In the same week a Melbourne mother was interviewed and blamed her 14 year old daughter’s suicide on cyberbullying. This was a tragic end to a young person’s life. I happened to be walking through a senior class that week and heard during circle time one of the students mention this story and whilst they had never been cyber bullied they knew of someone who had.
So the issue is known about by students and parents alike – so what can schools do?
Well, we are busy organising an evening forum with a well known speaker so that parents can become more informed on the issue. When asked personally I advise parents that I have one computer in my home connected to the Internet in a public place with a large screen – so that when things do happen it has a greater chance of coming out in the open so that at least we know and can talk about it. As a parent you also get to know the language used in chat rooms: e.g. POS means parent over shoulder. The downside with more than one child or my case adolescent in the family is managing their competing time demands on the Internet.
I have filters on my computer at home as does the school but filters by themselves are not the answer as Tom Woods a student in Melbourne recently proved. Tom who was able to get around the governments new filters to block porn in 30 minutes was interviewed recently on BTN, an ABC show for students, on how to stop cyberbullying. I recommend parents and their senior primary children watch the 7 minute extended clip so that they can discuss the issue.
The Age Newspaperran a story some 2 years ago about a similar youth suicide and cyberbullying which quoted some statistics which might inform the debate.
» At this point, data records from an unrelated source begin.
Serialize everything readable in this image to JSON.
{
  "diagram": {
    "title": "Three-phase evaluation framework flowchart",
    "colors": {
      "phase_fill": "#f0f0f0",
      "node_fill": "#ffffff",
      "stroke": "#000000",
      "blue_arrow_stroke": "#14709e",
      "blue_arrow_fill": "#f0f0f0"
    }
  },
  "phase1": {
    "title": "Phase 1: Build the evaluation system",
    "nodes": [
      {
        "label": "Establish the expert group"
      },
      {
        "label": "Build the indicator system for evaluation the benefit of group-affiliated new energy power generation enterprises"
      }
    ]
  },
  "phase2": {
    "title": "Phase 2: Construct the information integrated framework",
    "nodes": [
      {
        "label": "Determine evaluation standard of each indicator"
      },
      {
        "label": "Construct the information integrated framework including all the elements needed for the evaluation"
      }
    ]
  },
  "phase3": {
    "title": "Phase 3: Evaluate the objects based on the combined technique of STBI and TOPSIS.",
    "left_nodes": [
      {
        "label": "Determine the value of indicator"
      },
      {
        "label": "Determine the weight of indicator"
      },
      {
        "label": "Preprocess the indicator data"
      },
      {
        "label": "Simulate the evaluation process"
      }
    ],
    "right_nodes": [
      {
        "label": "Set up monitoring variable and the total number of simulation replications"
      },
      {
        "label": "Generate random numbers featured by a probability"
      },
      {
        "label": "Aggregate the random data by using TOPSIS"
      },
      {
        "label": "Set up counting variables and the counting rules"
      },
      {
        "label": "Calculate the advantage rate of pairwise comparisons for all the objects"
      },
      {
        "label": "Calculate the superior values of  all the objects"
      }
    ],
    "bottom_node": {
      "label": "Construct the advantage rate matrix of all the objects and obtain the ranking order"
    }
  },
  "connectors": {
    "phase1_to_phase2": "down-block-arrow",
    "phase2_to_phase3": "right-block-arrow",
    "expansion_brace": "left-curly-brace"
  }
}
Our Education Department has some resources on this as do most public school systems around the world. As we increase our student computer access at school so must be increase our program of educating our students. But this happens on mobile phones as well as computers and the number of 9 and 12 years old students who have a mobile phone in our school is growing.
This won’t go away unless we acknowledge that this is happening: its happening in homes, in children’s bedrooms with access and its happening on mobile phones as well. I write about this to encourage us becoming informed, having the discussions, increasing our vigilance and stopping this negative element of a great resource affecting our children.